Within the finance department, team members have utilised a variety of these arrangements that suit their individual needs.

As a leader, I think it’s important to recognise that everyone’s situation is different and that they should be given the opportunity to tailor their work around their personal lives and prioritise what’s most important to them.

RM- ESG is now front and centre CFOs with ESG initiatives and reporting gaining momentum – Is sustainability and the wider ESG agenda becoming part of the CFO remit? Can you share some of the ways CFOs can help drive the sustainability and wider ESG agenda? – Any initiatives that you can share?

Delivering on ESG initiatives, while ensuring financial viability is the at the core of every company’s sustainability journey, whilst also being at the core of every CFO’s sustainability agenda.

The two are inextricably intertwined.

CFOs have historically been responsible for delivering financial value and reporting to their stakeholders – including investors, guests and its workforce, however, those same stakeholders are seeking long-term value propositions, including broader impacts on the community and planet.

There are many steps CFOs can take to drive the ESG agenda. These include developing a close working relationship between the finance team and those that have carriage of the organisation’s social responsibility such as understanding current and future ESG reporting requirements to future proof against regulatory changes and understanding the short, medium and long-term financial impact of climate-related physical and transition risks.

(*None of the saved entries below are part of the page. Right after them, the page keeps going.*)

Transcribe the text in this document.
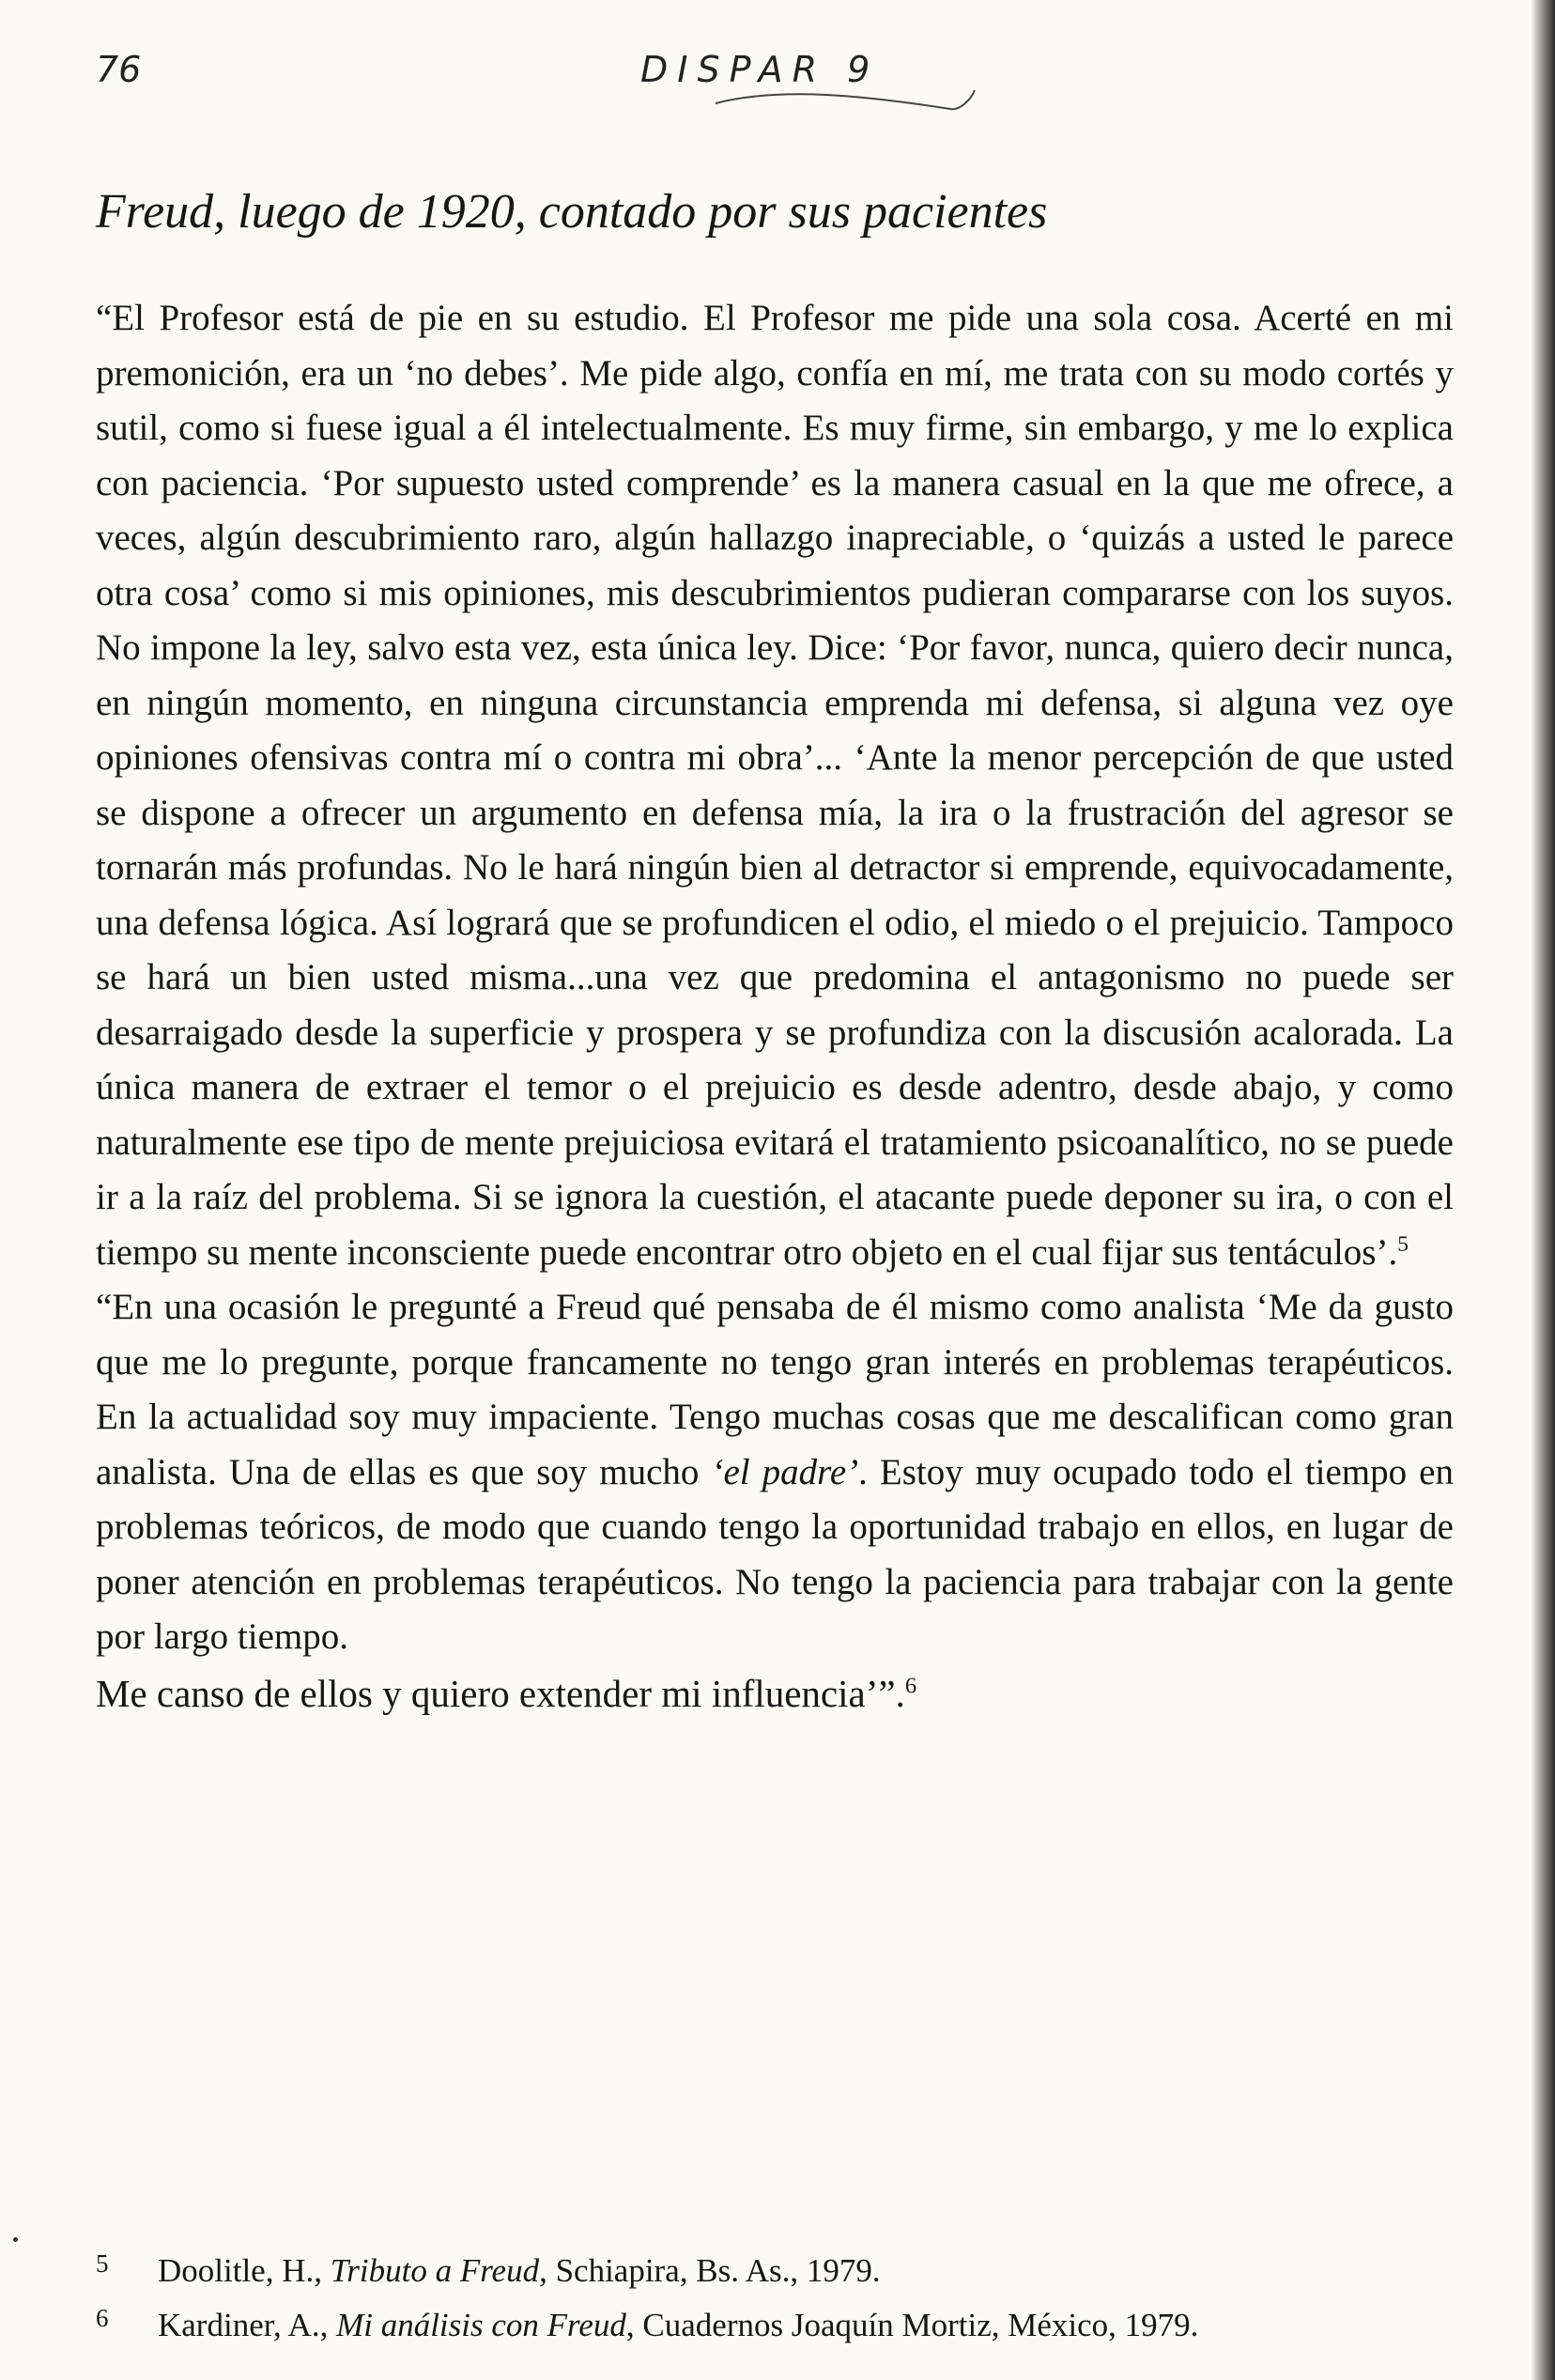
76	DISPAR 9
Freud, luego de 1920, contado por sus pacientes

“El Profesor está de pie en su estudio. El Profesor me pide una sola cosa. Acerté en mi premonición, era un ‘no debes’. Me pide algo, confía en mí, me trata con su modo cortés y sutil, como si fuese igual a él intelectualmente. Es muy firme, sin embargo, y me lo explica con paciencia. ‘Por supuesto usted comprende’ es la manera casual en la que me ofrece, a veces, algún descubrimiento raro, algún hallazgo inapreciable, o ‘quizás a usted le parece otra cosa’ como si mis opiniones, mis descubrimientos pudieran compararse con los suyos. No impone la ley, salvo esta vez, esta única ley. Dice: ‘Por favor, nunca, quiero decir nunca, en ningún momento, en ninguna circunstancia emprenda mi defensa, si alguna vez oye opiniones ofensivas contra mí o contra mi obra’... ‘Ante la menor percepción de que usted se dispone a ofrecer un argumento en defensa mía, la ira o la frustración del agresor se tornarán más profundas. No le hará ningún bien al detractor si emprende, equivocadamente, una defensa lógica. Así logrará que se profundicen el odio, el miedo o el prejuicio. Tampoco se hará un bien usted misma...una vez que predomina el antagonismo no puede ser desarraigado desde la superficie y prospera y se profundiza con la discusión acalorada. La única manera de extraer el temor o el prejuicio es desde adentro, desde abajo, y como naturalmente ese tipo de mente prejuiciosa evitará el tratamiento psicoanalítico, no se puede ir a la raíz del problema. Si se ignora la cuestión, el atacante puede deponer su ira, o con el tiempo su mente inconsciente puede encontrar otro objeto en el cual fijar sus tentáculos’.$^5$

“En una ocasión le pregunté a Freud qué pensaba de él mismo como analista ‘Me da gusto que me lo pregunte, porque francamente no tengo gran interés en problemas terapéuticos. En la actualidad soy muy impaciente. Tengo muchas cosas que me descalifican como gran analista. Una de ellas es que soy mucho ‘el padre’. Estoy muy ocupado todo el tiempo en problemas teóricos, de modo que cuando tengo la oportunidad trabajo en ellos, en lugar de poner atención en problemas terapéuticos. No tengo la paciencia para trabajar con la gente por largo tiempo.

Me canso de ellos y quiero extender mi influencia’”.$^6$

5	Doolitle, H., Tributo a Freud, Schiapira, Bs. As., 1979.
6	Kardiner, A., Mi análisis con Freud, Cuadernos Joaquín Mortiz, México, 1979.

In FY2022, The Star redeveloped its sustainability strategy, reassessed its most material ESG issues and commenced the development of a new strategic roadmap, action plan and a series of targets towards 2030. The strategy, titled ‘Responsible Business, Sustainable Destinations’, is aligned to the United Nations Sustainable Development Goals.

This new sustainability strategy is focussed on three pillars – Responsibility, Environment and People and encapsulates The Star’s intent for the current and future management of material and emerging ESG issue areas and increases efforts in several key business impact areas.

A key ESG initiative The Star announced was the purchase of 170-hectare parcel of farmland in South-East Queensland to help manage its future carbon emissions reduction and to support biodiversity and native forest regeneration.

The Star will use the land near Gympie as its first carbon credits project, as well as create a nature-based farm partnering with local farmers and through widescale tree planting support endangered species particularly koalas, with new habitat.

The project took two years to bring to life as an extension of its sustainability strategy and will directly bolster the company’s target of net-zero scope 1 and scope 2 carbon emissions for wholly owned and operated properties by 2030.

The Star will be planting over 100,000 native trees over the next five years to not only generate Australian carbon credit units but also to establish a koala sanctuary and create habitats for local, endangered species.

The Star has also completed initial biodiversity assessments to ensure this regeneration project supports local, native forest cover and it can measure the positive impact over time.

For further insights on The Star Farm view – https://vimeo.com/798562544

RM – For anyone looking to make their next career move in finance – What advice / further education / professional development, or top tips can you extend in securing the top CFO roles in Australia? 

As technology impacts the traditional functions of the finance department and accounting becoming increasingly automated, professionals with CFO and C-suite ambitions will need to demonstrate and develop their soft skills across areas such as leadership, communication, and negotiation.

Lastly, being flexible and adaptable to change is becoming an increasingly valuable attribute. CFOs should be able to make decisions in a business and economic climate that is rapidly changing with knowledge and foresight.

By adopting these skills and personal qualities finance professionals will be better positioned to become strategic advisers to the business and evolve beyond the traditional analyst and number crunching roles of their predecessors.